La casa del Güero Chintolas, en el barrio de la Mazocoba de Vícam, es un cuarto de lámina negra que es cocina, comedor y recámara. La puerta es una cobija chapayequera. El Güero encendió la televisión (de las de antes), jaló una silla y se sentó en la mesita patuleca. Lo primero que vio fue al presidente, justo cuando empezaba a leer el decálogo para domar al coronavirus. El Güero es adorador del presidente y todo lo que dice le parece un poco más que maravilloso.
La Meregilda, su mujer, se paró frente a la hornilla rascándose la cabeza mientras miraba la exigua despensa. Justo en ese momento el presidente les pidió “alejarse del consumismo porque la felicidad no reside en las posesiones materiales”. A ver qué chingados les doy de desayunar a los buquis, masculló la mujer.
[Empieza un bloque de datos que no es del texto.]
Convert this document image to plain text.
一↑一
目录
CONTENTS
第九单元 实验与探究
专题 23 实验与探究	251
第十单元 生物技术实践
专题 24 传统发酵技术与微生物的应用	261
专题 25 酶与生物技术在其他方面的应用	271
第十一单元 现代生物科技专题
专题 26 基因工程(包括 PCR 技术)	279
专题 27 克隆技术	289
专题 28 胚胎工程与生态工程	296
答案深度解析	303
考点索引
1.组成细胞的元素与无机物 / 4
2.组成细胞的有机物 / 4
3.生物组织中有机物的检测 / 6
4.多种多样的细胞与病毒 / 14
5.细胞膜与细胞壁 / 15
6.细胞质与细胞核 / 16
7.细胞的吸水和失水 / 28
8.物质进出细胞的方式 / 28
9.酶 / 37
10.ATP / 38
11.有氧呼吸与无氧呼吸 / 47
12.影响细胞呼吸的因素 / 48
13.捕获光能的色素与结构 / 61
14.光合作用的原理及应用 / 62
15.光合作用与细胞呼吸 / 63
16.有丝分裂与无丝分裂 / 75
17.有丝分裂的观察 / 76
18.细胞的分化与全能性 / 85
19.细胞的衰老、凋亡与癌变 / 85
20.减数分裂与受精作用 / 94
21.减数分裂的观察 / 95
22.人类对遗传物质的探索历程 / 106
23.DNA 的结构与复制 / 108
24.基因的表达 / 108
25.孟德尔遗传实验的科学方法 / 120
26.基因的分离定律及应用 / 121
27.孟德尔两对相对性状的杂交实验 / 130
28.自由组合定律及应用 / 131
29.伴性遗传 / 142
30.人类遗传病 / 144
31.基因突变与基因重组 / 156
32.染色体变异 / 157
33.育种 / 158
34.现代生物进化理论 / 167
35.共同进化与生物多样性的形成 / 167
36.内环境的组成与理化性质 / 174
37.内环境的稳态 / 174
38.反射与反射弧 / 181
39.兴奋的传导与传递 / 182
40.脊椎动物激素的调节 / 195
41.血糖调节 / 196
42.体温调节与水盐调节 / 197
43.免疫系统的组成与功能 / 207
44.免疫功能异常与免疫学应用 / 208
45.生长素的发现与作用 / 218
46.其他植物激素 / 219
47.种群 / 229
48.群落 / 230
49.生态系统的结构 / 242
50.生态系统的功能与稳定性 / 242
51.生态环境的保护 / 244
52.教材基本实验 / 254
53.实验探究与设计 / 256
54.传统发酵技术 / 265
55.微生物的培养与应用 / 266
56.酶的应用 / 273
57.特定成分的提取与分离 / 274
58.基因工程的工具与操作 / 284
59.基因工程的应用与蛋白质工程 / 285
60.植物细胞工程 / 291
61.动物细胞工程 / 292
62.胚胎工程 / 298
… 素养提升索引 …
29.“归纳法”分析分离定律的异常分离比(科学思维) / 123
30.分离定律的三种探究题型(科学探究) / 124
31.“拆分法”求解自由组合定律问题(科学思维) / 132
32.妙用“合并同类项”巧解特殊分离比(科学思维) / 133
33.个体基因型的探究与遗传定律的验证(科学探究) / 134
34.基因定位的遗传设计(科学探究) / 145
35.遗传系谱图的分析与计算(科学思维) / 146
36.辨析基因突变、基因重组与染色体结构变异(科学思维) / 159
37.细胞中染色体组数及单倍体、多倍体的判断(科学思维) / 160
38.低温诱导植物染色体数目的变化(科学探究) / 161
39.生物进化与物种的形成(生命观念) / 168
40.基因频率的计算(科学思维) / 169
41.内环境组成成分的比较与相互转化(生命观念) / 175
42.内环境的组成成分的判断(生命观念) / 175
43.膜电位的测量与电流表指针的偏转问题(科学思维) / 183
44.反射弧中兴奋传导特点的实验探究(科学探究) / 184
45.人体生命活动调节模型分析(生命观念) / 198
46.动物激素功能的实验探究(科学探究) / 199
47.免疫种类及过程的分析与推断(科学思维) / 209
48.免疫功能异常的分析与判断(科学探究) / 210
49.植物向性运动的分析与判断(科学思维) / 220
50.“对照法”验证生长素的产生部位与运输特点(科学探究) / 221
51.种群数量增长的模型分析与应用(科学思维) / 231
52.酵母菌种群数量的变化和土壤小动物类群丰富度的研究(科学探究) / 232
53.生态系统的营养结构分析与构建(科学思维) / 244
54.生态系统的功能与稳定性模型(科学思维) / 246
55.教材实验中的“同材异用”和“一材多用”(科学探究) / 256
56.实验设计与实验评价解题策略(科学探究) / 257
Fíjate, Meregilda, dijo el Güero, el presidente nos está pidiendo que séamos optimistas y no egoístas, que disfrútemos de la naturaleza, que evítemos ser racistas y clasistas y que nos váyamos por el camino de la espiritualidad.
En eso se despertó uno de los niños y de debajo de la mesa recogió un pedazo de pan torcido, duro y revolcado, y se lo empezó a comer. Sí –le dijo la Meregilda al Güero, mirándolo como seguramente miró la Úrsula Iguarán a José Arcadio Buendía cuando su marido le compró al gitano Melquiades los bártulos para la guerra solar–, pero también está diciendo que cómamos bien. Sería muy bueno –propuso la mujer– que también se hubiera acordado de ese otro dicho que dice que de lengua me como un taco.